Certificate of Habitiation

It is not unusual to find properties that have been finished for quite a while and that do not have a so called certificate of fitness of habitation even if the title deeds have been granted for the property. As this situation is a common reality that can give rise to future problems, we would like to take the opportunity to go into greater detail on the subject answering amongst other queries the following: What is the certificate of fitness of habitation? Is it necessary to obtain it? What purpose does it serve?

The certificate of fitness of habitation is really called a “Municipal Licence of Occupation”. Its legal regulation is governed by the Law of Building Standards dated 30th June 2004 and the Housing Law dated 20th October 2004. In accordance with the applicable legislation, it should be a legal requirement to be able to occupy a property the previous granting of the municipal occupation licence. The utility companies cannot give a definitive domestic supply without having seen proof of the granting of the certificate of fitness of habitation.

The grating of the municipal licence of occupation is an act that acknowledges and deems that the properties are suitable for their use. It serves the aim of checking that the property has been built in accordance with the project for which planning permission was granted, the fact that the building work fulfils all the requirements of the legislation applicable in accordance with its eventual use and characteristics.

The licence is initially necessary once the building work has been finished although once ten years have elapsed from the completion of the work the licence needs renewing in the following cases:

a) When a second or subsequent transmission of the property occurs.
b) When a new electricity, water or gas contract needs to be take out.

In the case of existing buildings that do not already have a licence, it is necessary to obtain a licence for the whole building, or that part of the building that is susceptible to having an individual use, in the cases listed above.

To obtain the licence, the promotor of the building must make an application to the Town Hall which needs to contain the architect’s final works certificate amongst other paperwork regarding the building. To be able to obtain any subsequent licences of occupation, the owner must apply to the Town Hall and present a certificate granted by a qualified professional in which it is stated that the property still fulfils those requirements that were obligatory for the initial granting of the first occupation licence. The revision of the fulfilment of the necessary requirements will fall to the corresponding municipal technicians.

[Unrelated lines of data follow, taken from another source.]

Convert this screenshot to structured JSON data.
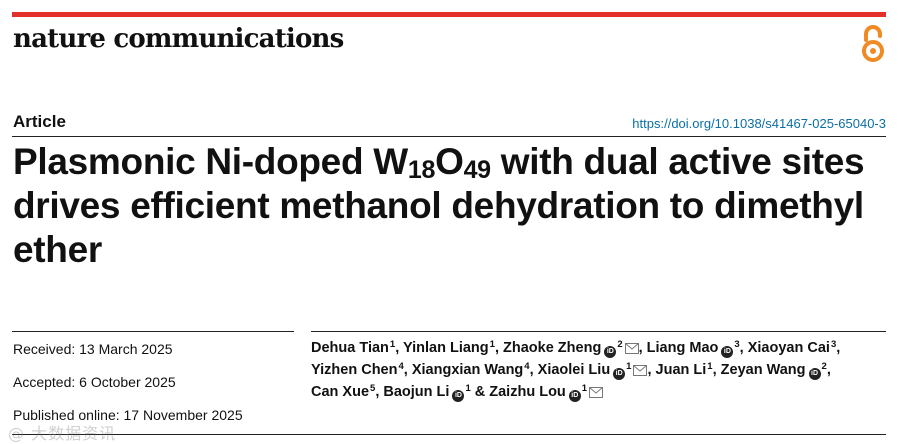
{
  "header": {
    "journal": "nature communications",
    "brand_color": "#e3302c",
    "open_access_icon": "open-access-icon"
  },
  "meta": {
    "article_type": "Article",
    "doi": "https://doi.org/10.1038/s41467-025-65040-3"
  },
  "title": {
    "part1": "Plasmonic Ni-doped W",
    "sub1": "18",
    "part2": "O",
    "sub2": "49",
    "part3": " with dual active sites drives efficient methanol dehydration to dimethyl ether"
  },
  "dates": {
    "received": "Received: 13 March 2025",
    "accepted": "Accepted: 6 October 2025",
    "published": "Published online: 17 November 2025"
  },
  "authors": [
    {
      "name": "Dehua Tian",
      "aff": "1",
      "orcid": false,
      "email": false,
      "sep": ", "
    },
    {
      "name": "Yinlan Liang",
      "aff": "1",
      "orcid": false,
      "email": false,
      "sep": ", "
    },
    {
      "name": "Zhaoke Zheng",
      "aff": "2",
      "orcid": true,
      "email": true,
      "sep": ", "
    },
    {
      "name": "Liang Mao",
      "aff": "3",
      "orcid": true,
      "email": false,
      "sep": ", "
    },
    {
      "name": "Xiaoyan Cai",
      "aff": "3",
      "orcid": false,
      "email": false,
      "sep": ", "
    },
    {
      "name": "Yizhen Chen",
      "aff": "4",
      "orcid": false,
      "email": false,
      "sep": ", "
    },
    {
      "name": "Xiangxian Wang",
      "aff": "4",
      "orcid": false,
      "email": false,
      "sep": ", "
    },
    {
      "name": "Xiaolei Liu",
      "aff": "1",
      "orcid": true,
      "email": true,
      "sep": ", "
    },
    {
      "name": "Juan Li",
      "aff": "1",
      "orcid": false,
      "email": false,
      "sep": ", "
    },
    {
      "name": "Zeyan Wang",
      "aff": "2",
      "orcid": true,
      "email": false,
      "sep": ", "
    },
    {
      "name": "Can Xue",
      "aff": "5",
      "orcid": false,
      "email": false,
      "sep": ", "
    },
    {
      "name": "Baojun Li",
      "aff": "1",
      "orcid": true,
      "email": false,
      "sep": " & "
    },
    {
      "name": "Zaizhu Lou",
      "aff": "1",
      "orcid": true,
      "email": true,
      "sep": ""
    }
  ],
  "orcid_label": "iD",
  "watermark": "@ 大数据资讯"
}
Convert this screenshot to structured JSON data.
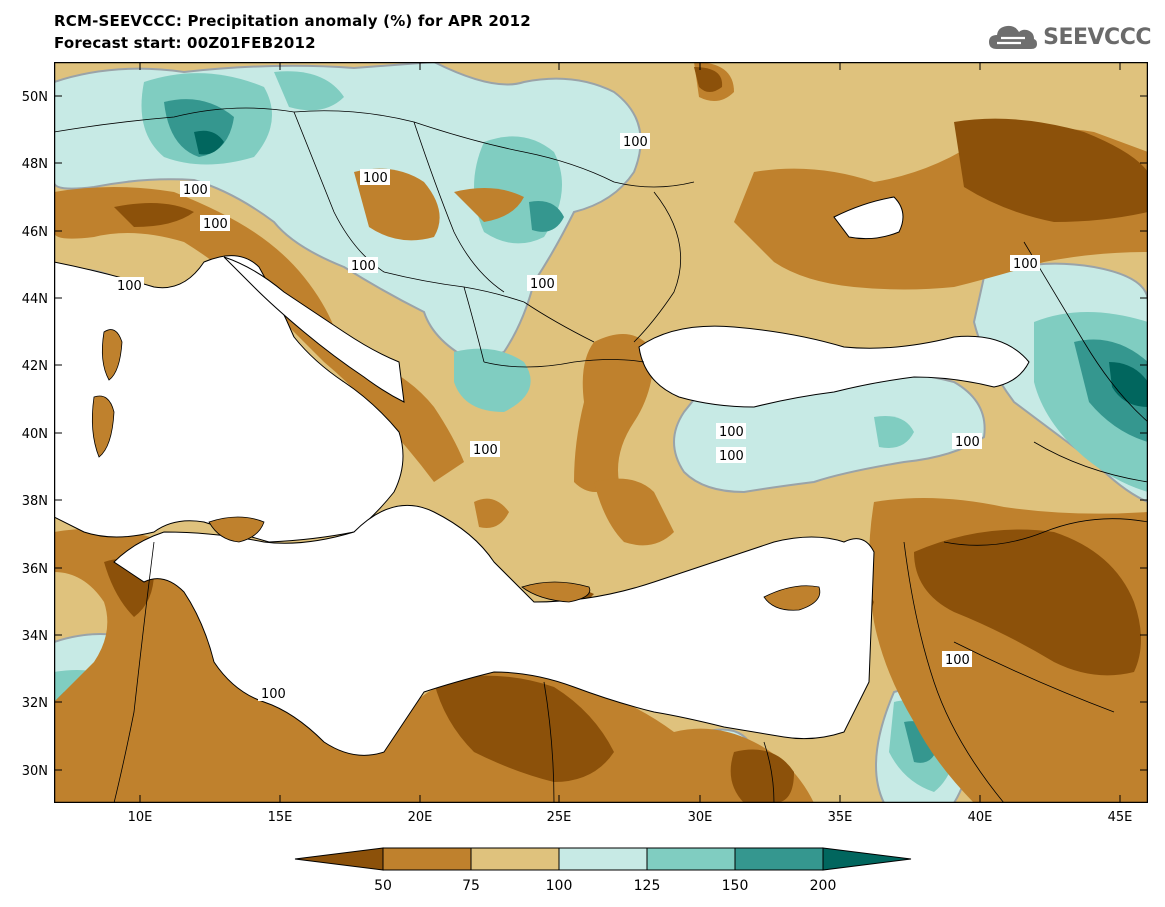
{
  "header": {
    "title": "RCM-SEEVCCC: Precipitation anomaly (%) for APR 2012",
    "subtitle": "Forecast start: 00Z01FEB2012",
    "logo_text": "SEEVCCC"
  },
  "map": {
    "lat_labels": [
      "50N",
      "48N",
      "46N",
      "44N",
      "42N",
      "40N",
      "38N",
      "36N",
      "34N",
      "32N",
      "30N"
    ],
    "lon_labels": [
      "10E",
      "15E",
      "20E",
      "25E",
      "30E",
      "35E",
      "40E",
      "45E"
    ],
    "contour_labels": [
      "100",
      "100",
      "100",
      "100",
      "100",
      "100",
      "100",
      "100",
      "100",
      "100",
      "100",
      "100",
      "100",
      "100"
    ]
  },
  "colorbar": {
    "labels": [
      "50",
      "75",
      "100",
      "125",
      "150",
      "200"
    ],
    "colors": [
      "#8c510a",
      "#bf812d",
      "#dfc27d",
      "#c7eae5",
      "#80cdc1",
      "#35978f",
      "#01665e"
    ]
  }
}
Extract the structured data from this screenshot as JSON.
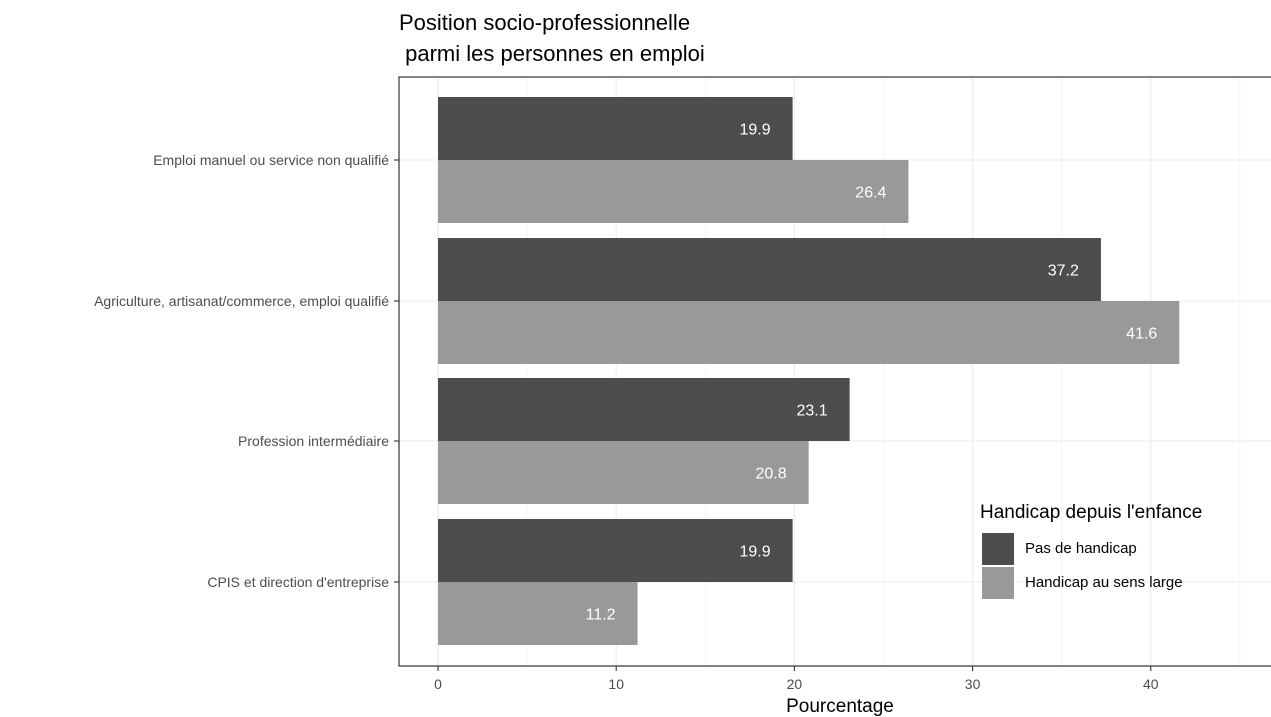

Finally, the period within which the occupation licence must be granted (or turned down) is three months from the submission of the application. Once this period has passed without any notification having been made, the applicant can take their application to have been approved by administrative silence (that is tacit approval in the absence of a response), as long as the building fulfils the applicable urbanistic legislation. Therefore, this so called tacit approval cannot be understood to have been granted if the building has been built in breach of planning regulations.